Diverging Electrification Goals between Honda and Nissan; Accelerated Resource Integration will be the Top Priority Post-Merger
December 25, 2024 | TrendForceEstimated reading time: 2 minutes
Honda and Nissan—two of Japan’s largest automakers—announced on December 23rd, 2024, that they have entered into merger negotiations, with plans to finalize an agreement by June 2025. Mitsubishi Motors is also expected to join the partnership.
TrendForce reports that if the three automakers successfully merge, the immediate priority will be resource integration to achieve cost savings through economies of scale and accelerate EV development plans.
In 2023, Honda and Nissan ranked 7th and 8th globally in vehicle sales, respectively. However, in the first three quarters of 2024, BYD surpassed Nissan to become the 8th largest automaker, closing in on Honda in 7th place.
Beyond sales competition, Honda and Nissan are facing mounting pressure from their electrification efforts. TrendForce projects that both companies will have a market share of less than 5% in the EV market (including BEVs, PHEVs, FCVs, and HEVs) in 2024. This places them at a disadvantage in BEV and PHEV markets compared to Tesla and leading Chinese automakers, while in the HEV market, both brands continue to trail behind Toyota.
TrendForce’s analysis indicates that while the merger could boost overall vehicle sales and may surpass the Hyundai-Kia Group in 2025, the short-term impact on the EV sector will likely be limited to resource integration rather than immediate sales growth. Honda aims to adapt the Adapted Electric Platform (AEP) for EV production as a transitional measure, focusing on accelerating BEV deployment in the Chinese market. The company targets achieving 100% global sales of BEVs and FCVs by 2040. Meanwhile, Nissan is prioritizing its e-POWER hybrid technology, with plans for all new vehicle models to feature either e-POWER or fully electric drivetrains by 2030.
While Mitsubishi Motors’ contribution to overall vehicle sales remains modest, Mitsubishi Group’s expertise in key EV components, such as electric motors and inverters, is invaluable. Leveraging Mitsubishi Motors' supply chain relationships may support the newly formed company's EV ambitions.

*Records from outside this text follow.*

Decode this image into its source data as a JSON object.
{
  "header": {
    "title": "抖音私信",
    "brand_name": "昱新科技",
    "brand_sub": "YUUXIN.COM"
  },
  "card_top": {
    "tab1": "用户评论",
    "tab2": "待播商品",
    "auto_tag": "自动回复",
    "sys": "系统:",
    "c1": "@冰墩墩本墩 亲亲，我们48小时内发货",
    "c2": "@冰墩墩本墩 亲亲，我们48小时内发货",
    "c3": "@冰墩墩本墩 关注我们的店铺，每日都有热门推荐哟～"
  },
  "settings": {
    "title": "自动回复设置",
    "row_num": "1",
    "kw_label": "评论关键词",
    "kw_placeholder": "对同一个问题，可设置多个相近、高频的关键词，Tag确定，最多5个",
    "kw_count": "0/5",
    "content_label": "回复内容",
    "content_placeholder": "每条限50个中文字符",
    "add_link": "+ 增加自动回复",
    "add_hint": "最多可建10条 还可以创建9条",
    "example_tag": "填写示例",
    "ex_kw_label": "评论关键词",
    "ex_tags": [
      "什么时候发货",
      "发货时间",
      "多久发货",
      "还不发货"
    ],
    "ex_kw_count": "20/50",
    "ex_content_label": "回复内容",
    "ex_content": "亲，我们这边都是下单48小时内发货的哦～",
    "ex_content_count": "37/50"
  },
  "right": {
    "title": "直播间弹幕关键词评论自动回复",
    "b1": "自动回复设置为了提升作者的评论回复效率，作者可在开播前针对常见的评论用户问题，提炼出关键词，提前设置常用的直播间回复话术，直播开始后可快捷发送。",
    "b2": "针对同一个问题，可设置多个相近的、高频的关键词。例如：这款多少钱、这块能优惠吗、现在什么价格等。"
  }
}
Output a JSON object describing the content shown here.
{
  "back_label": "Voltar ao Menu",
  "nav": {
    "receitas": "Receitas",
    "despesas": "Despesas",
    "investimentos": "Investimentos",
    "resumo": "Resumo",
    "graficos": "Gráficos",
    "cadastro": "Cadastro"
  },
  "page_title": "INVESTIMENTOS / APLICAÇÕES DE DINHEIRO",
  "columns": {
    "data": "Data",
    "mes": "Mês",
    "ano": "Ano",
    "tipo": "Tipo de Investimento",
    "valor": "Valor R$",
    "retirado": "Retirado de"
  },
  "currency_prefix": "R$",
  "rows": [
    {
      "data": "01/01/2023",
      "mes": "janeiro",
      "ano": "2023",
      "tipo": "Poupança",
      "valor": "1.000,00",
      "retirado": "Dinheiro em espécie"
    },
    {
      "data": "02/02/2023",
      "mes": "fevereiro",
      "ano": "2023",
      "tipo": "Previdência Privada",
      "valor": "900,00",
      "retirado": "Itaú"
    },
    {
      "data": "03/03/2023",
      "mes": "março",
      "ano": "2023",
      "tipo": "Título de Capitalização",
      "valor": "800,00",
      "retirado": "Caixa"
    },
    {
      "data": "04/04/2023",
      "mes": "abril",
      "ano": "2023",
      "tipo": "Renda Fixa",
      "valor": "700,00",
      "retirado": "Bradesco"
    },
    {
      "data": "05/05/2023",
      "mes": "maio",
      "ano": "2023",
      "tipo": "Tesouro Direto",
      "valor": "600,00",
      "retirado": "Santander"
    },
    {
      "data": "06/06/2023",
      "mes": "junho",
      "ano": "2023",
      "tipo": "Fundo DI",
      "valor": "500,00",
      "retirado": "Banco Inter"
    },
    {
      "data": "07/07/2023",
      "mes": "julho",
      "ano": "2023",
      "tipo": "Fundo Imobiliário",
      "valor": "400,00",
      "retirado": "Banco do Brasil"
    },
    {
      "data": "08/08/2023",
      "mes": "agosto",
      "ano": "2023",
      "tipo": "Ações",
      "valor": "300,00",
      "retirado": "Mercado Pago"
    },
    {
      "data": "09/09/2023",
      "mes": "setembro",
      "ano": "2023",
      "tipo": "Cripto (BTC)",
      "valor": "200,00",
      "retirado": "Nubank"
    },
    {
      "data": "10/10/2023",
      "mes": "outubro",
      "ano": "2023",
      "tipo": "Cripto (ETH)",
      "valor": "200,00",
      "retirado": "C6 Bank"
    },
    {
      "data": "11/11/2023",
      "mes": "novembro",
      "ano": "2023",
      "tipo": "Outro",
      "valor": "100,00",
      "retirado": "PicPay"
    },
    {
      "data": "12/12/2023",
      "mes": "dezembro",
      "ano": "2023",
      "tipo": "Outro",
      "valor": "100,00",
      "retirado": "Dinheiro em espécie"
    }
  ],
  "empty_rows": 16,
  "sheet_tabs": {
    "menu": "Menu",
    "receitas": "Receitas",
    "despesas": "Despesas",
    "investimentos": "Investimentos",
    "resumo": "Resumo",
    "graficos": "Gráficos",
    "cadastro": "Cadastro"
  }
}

However, integrating the unique technologies and operational strengths of Honda, Nissan, and Mitsubishi Motors will be a complex and time-consuming process. Following the merger, one of the most pressing tasks will be to define a clear and unified electrification direction, including the expedited rollout of next-gen EV platforms.
TrendForce highlights that EVs are projected to account for approximately 25% of global new car sales in 2024. Although the growth rate of the global EV market has slowed, the overall upward trend remains intact. Global EV sales are expected to reach 26 million units by 2025, capturing nearly 30% of total new car sales. In this rapidly evolving landscape, no automaker can afford complacency in their electrification efforts.